The fact is, Apple is going to have to be more clear about its policies on fingerprinting while simultaneously stepping up its use of technology to ensure that when consumers ask not to be tracked, that they aren’t, you know, tracked.
But as Edwards pointed out to me, enforcement doesn’t have to be perfect to be effective. “Apple maybe can’t stop everything,” he said, “but they can certainly see noncompliance” through auditing apps and different SDK attribution packages.
Oh, and the Federal Trade Commission is just a call away.
If users request that a company doesn’t track them and the company ignores that request, that’s all Apple would need in order to tip off the FTC. “The app is basically creating a de facto ‘unfair and deceptive’ agreement with the app maker,” Edwards said.

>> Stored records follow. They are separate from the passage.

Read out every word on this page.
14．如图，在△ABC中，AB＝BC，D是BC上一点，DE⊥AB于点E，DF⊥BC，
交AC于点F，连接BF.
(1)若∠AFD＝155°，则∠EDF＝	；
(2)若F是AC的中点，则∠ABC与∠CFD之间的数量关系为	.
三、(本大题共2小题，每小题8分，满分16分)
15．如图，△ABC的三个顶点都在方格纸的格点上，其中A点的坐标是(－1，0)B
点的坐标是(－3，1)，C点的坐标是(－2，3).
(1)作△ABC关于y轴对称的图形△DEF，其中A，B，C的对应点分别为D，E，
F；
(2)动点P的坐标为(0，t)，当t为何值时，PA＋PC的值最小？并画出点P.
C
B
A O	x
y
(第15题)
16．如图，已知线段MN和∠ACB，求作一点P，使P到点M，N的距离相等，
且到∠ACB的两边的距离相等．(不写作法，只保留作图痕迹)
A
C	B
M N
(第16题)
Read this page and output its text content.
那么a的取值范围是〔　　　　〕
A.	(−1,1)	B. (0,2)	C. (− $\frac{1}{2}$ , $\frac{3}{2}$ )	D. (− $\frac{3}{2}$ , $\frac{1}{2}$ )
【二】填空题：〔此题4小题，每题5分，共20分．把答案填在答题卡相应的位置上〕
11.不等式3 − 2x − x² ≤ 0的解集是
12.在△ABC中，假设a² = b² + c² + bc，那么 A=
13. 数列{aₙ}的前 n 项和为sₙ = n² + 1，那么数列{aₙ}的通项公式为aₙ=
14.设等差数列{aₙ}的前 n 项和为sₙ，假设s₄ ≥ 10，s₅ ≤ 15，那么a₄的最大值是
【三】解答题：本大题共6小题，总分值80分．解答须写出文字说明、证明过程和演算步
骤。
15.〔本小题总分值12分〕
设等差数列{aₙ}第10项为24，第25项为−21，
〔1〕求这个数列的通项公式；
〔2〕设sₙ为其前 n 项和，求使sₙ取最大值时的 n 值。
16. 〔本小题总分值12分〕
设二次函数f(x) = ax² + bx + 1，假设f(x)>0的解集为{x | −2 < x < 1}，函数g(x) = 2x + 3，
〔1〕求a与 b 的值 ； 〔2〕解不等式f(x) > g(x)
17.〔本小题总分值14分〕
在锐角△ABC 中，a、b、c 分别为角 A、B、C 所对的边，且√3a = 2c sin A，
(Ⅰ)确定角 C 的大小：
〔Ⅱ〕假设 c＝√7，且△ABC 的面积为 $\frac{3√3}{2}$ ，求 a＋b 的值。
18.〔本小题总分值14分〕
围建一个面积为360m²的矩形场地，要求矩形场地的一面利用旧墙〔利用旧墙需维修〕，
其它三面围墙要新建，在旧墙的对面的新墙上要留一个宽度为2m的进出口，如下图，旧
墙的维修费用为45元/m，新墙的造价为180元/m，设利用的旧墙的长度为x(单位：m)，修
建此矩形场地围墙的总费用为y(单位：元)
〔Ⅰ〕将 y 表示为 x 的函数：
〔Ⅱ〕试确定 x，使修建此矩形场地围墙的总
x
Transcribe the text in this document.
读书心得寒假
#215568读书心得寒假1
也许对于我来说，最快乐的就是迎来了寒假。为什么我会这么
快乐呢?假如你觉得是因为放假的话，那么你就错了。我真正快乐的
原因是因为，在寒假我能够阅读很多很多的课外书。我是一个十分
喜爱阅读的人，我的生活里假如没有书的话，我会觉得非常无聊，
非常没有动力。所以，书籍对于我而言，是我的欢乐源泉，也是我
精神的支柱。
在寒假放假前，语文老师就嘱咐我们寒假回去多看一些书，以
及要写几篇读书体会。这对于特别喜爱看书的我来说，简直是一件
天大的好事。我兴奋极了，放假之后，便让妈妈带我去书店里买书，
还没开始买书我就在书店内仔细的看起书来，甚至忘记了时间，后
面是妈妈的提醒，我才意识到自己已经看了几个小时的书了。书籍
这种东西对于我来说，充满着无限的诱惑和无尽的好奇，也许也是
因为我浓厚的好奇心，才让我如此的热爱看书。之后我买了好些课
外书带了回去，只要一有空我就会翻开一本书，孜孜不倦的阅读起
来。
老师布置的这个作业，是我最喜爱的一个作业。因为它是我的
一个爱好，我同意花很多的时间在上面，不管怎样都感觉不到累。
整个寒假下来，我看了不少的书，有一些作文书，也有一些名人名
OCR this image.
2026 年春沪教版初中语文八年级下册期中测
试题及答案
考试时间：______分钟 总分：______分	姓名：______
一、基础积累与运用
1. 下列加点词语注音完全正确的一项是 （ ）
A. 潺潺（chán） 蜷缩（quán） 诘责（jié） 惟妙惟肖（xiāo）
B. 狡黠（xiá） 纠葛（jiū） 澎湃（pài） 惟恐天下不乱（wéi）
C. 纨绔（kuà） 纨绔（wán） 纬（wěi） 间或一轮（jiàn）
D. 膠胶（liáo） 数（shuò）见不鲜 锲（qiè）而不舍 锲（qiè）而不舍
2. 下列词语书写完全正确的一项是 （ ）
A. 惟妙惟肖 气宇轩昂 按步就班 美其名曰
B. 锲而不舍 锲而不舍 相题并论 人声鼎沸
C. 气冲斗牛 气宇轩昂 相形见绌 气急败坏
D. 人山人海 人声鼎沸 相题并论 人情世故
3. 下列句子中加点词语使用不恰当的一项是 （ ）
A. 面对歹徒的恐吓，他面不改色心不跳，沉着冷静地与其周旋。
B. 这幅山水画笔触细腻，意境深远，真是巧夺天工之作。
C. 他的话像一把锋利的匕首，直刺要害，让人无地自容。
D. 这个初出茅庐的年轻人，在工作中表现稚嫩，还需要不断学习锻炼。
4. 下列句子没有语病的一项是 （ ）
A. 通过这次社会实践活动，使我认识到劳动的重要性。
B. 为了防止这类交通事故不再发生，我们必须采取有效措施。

Although the FTC is currently fighting to regain its right to seek monetary relief on behalf of consumers – the Supreme Court recently limited the Commission’s authority in that regard – you still don’t want to get on the FTC’s bad side.
So, what does it all mean?
Apple might not be able to fight everyone at once, but there are CCTV cameras everywhere.
And even if they’re not filming, do you want to take that chance?
* No kittens were harmed in the writing of this column.